Parking area exceeds building area by a large margin in sprawl because you must drive everywhere for everything. Sprawling districts like office parks are not only inefficient in themselves, but impose a great infrastructure burden on the municipalities where they’re located roughly proportional to the inefficient land use within their borders. Charles Marohn of Strong Towns and Joe Minicozzi of Urban 3 have been exposing the Ponzi scheme of sprawl for over a decade, showing how every city pre-COVID had a date at which it would go bankrupt due to its inability to continue to maintain the infrastructure in sprawl, which can easily have as much as 3-4 times the infrastructure per property as traditional urbanism. The pandemic may have compressed the bankruptcy timeframe for cities from decades or years to months or even weeks. This will be a question of survival for municipalities all over, and let’s be clear: office parks may have a lot of high-income white-collar occupants with political influence, but the development form puts them close to last in terms of tax revenue vs. infrastructure maintenance burden. In business terms, they’re “alligators,” and they will eat you.

Home Officing

The previous three problems are long-standing; this one is newer. Yes, New Urbanists have been advocating for live/work units and other forms of working from home for decades, and some of us have tried it, but it was not so pervasive a practice in the pre-quarantine days. Now, however, the millions lucky enough to still be employed and able to work from home are giving it a massive test run. And no, not everyone loves it. Those with small children are finding it especially challenging. But these are enormously eye-opening days for many companies, as they ask “what if we don’t really need this huge space with its huge rent?” Expect many of those companies to downscale post-COVID to varying degrees. Others will follow the PlaceMakers example, which has since the beginning operated with everyone in different cities. I look for those companies to provide stipends for the cost of the home office and childcare for those who need it. If these things happen, then office rents will soon be far more affordable. Couple that with the fact that lease delinquency is massive, and it’s obviously high time for all office building owners, whether in an office park or somewhere else, to start getting creative on what to do now.

Real Solutions

Fifteen years ago, the common solution in most places to a failed land use type like office parks was decline and eventual abandonment.
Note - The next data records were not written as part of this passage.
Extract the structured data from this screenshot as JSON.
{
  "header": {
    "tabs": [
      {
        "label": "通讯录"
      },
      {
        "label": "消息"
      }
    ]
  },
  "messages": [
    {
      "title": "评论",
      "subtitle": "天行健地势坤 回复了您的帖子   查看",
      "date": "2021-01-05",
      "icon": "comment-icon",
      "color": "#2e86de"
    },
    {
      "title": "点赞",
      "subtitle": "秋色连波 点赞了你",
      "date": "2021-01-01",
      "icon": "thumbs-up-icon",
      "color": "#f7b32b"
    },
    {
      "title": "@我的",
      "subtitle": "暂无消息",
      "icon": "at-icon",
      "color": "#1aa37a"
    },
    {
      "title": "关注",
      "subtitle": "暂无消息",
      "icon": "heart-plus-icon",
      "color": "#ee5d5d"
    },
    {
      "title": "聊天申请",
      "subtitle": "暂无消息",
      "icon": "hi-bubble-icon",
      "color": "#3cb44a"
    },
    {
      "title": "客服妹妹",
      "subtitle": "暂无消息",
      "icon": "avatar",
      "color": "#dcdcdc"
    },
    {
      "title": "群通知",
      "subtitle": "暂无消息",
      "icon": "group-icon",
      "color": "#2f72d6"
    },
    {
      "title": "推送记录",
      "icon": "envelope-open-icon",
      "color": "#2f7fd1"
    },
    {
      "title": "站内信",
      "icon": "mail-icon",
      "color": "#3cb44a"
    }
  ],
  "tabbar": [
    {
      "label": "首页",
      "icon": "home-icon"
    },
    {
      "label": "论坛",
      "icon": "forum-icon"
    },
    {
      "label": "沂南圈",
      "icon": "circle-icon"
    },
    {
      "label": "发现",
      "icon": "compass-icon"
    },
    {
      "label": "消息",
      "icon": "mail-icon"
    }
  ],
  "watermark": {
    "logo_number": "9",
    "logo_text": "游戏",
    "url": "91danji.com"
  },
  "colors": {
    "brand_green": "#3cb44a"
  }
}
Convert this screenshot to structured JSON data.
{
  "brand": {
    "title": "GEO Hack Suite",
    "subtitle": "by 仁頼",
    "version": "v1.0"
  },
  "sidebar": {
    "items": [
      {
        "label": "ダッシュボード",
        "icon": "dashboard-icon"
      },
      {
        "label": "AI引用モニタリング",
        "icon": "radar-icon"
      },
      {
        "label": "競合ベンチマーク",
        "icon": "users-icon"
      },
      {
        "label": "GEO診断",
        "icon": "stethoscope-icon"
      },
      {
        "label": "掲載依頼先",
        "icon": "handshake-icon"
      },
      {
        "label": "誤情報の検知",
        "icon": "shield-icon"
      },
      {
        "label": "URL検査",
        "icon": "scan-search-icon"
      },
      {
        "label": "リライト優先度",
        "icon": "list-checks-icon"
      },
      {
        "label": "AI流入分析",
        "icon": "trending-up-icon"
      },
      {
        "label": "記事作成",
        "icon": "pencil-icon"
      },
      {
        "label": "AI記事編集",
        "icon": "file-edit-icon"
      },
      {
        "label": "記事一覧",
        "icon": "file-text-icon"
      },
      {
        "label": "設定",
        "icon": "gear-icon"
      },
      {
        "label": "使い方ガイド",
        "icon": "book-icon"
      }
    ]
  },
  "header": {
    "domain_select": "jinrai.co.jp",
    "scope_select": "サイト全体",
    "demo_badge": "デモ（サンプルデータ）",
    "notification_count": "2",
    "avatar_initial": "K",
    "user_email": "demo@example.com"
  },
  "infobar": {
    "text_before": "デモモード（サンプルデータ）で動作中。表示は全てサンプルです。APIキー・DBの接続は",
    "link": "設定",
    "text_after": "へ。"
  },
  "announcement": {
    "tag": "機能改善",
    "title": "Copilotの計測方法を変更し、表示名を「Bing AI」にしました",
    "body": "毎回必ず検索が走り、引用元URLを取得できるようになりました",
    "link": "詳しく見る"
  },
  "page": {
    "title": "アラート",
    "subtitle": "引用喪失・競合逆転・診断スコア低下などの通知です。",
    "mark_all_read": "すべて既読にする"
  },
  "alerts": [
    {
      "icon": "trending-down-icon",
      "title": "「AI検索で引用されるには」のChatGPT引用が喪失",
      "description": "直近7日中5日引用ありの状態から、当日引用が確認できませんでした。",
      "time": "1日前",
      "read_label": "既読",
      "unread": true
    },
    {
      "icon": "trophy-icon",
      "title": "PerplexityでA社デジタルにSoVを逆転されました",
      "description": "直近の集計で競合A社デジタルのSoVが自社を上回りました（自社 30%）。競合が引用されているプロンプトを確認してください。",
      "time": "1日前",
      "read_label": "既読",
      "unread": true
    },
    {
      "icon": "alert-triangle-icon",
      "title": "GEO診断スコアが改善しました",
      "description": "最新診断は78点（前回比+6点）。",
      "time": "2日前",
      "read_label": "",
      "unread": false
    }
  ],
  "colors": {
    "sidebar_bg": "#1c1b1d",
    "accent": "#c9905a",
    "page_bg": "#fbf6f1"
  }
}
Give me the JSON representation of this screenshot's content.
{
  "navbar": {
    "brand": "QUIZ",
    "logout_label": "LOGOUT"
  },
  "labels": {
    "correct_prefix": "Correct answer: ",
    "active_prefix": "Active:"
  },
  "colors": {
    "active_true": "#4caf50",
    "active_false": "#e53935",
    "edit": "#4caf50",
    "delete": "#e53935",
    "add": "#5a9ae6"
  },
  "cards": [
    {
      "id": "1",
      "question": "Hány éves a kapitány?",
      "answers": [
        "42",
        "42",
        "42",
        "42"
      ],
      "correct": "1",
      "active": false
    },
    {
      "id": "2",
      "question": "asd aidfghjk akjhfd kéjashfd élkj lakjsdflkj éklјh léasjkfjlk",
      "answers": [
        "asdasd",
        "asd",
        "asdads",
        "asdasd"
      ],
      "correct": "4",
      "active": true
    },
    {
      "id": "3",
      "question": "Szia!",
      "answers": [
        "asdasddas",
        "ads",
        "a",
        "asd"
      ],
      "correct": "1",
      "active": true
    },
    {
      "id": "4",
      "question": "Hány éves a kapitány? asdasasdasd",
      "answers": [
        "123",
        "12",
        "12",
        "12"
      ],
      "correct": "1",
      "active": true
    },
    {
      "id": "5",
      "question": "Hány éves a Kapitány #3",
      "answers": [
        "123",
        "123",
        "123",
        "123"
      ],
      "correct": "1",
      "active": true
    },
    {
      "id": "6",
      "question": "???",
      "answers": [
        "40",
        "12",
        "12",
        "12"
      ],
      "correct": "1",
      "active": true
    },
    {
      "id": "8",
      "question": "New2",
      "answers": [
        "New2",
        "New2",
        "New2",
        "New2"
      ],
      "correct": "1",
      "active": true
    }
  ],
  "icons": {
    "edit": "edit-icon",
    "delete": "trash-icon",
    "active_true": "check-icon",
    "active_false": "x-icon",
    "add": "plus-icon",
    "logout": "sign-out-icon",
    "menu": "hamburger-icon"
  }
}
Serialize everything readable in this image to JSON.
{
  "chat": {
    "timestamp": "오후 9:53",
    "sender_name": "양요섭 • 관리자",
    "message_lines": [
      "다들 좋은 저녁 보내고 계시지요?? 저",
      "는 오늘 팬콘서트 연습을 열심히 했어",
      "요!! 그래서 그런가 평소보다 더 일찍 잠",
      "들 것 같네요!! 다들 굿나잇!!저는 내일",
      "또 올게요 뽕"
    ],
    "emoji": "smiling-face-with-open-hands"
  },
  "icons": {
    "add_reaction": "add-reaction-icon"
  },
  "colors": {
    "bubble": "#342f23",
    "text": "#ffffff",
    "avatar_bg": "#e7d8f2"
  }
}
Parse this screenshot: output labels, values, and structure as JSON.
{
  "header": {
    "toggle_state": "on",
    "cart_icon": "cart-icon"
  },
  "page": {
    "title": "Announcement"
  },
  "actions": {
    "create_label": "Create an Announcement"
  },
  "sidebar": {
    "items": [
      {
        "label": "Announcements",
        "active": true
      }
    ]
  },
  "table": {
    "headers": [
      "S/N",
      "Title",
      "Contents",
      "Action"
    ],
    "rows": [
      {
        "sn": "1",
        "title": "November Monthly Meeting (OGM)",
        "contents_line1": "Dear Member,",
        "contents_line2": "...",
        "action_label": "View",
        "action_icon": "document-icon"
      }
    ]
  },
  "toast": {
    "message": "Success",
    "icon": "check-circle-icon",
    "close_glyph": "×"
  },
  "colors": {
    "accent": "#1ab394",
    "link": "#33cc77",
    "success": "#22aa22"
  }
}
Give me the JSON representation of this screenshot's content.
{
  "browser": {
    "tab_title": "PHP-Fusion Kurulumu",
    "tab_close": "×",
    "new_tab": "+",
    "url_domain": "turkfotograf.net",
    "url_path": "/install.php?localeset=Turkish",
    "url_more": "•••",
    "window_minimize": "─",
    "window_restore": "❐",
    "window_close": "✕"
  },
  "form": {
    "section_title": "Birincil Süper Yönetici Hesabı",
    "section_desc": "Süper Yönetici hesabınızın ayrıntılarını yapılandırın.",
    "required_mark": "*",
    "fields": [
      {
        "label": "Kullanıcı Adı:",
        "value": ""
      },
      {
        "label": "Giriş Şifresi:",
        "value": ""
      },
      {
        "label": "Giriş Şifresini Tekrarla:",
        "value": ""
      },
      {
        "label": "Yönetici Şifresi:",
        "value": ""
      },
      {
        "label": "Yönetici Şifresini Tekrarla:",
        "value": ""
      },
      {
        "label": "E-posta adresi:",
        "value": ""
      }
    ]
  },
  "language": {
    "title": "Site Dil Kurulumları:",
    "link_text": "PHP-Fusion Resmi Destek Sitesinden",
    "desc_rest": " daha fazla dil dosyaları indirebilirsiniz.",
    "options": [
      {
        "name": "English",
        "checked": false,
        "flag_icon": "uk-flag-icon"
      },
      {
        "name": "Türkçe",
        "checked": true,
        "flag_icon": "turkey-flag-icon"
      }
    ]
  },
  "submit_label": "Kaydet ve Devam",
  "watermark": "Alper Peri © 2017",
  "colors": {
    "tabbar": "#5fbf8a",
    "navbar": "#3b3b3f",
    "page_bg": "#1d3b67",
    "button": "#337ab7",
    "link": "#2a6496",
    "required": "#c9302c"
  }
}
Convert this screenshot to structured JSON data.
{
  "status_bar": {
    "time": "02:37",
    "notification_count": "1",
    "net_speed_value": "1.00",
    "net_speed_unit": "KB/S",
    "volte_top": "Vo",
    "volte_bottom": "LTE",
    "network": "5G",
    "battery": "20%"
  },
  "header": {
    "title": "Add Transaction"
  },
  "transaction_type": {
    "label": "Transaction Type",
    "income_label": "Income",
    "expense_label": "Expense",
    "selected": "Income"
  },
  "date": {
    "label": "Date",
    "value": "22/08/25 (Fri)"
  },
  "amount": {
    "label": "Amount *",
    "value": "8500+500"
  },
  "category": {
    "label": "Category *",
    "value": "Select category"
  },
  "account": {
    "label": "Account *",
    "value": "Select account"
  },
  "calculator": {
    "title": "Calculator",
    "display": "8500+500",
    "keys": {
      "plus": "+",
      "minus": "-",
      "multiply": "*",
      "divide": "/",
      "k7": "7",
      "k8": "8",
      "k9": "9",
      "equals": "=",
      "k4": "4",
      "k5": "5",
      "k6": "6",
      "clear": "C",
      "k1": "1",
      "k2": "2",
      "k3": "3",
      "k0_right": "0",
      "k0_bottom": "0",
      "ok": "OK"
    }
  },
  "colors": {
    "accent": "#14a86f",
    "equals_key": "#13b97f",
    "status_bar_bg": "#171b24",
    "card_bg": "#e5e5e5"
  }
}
Fortunately, much work has been done in the intervening years on what is now known as Suburban Retrofit, Sprawl Repair, or Sprawl Recovery. There are now reams of techniques out there such as those found in the Sprawl Repair Manual and Retrofitting Suburbia . Other resources include Build a Better Burb, hosted by the Congress for the New Urbanism . And you can (and should) start small instead of huge demolish-and-rebuild plans. Begin the very first things tactically, then build in small increments because not many want to spend huge chunks of money at the moment.

Dinosaur or Chrysalis?

Dinosaurs are… well, you know, dead. Will the office park be remembered as a dinosaur or a chrysalis? The chrysalis is the intermediate form between a caterpillar and a butterfly. The dinosaur ran out of chances to transform, but it’s in the blood of the chrysalis. What is the office park? It depends on the leadership in each one. If they’re willing to transform on the scale of an extreme makeover, then it’s not actually that hard to do since office parks are made up of big chunks of mostly-empty land, meaning that many things are possible. And it has already been done; check out the Township at Colony Park , which began 20 years ago to build a robust mixed-use community in a couple pods of an office park. Mike Thompson can tell you more about it. So it comes down to this for the leadership: are you willing to grow up and become a city so you can pay your own way and attract young talent, or will you get stuck and die? It’s your choice.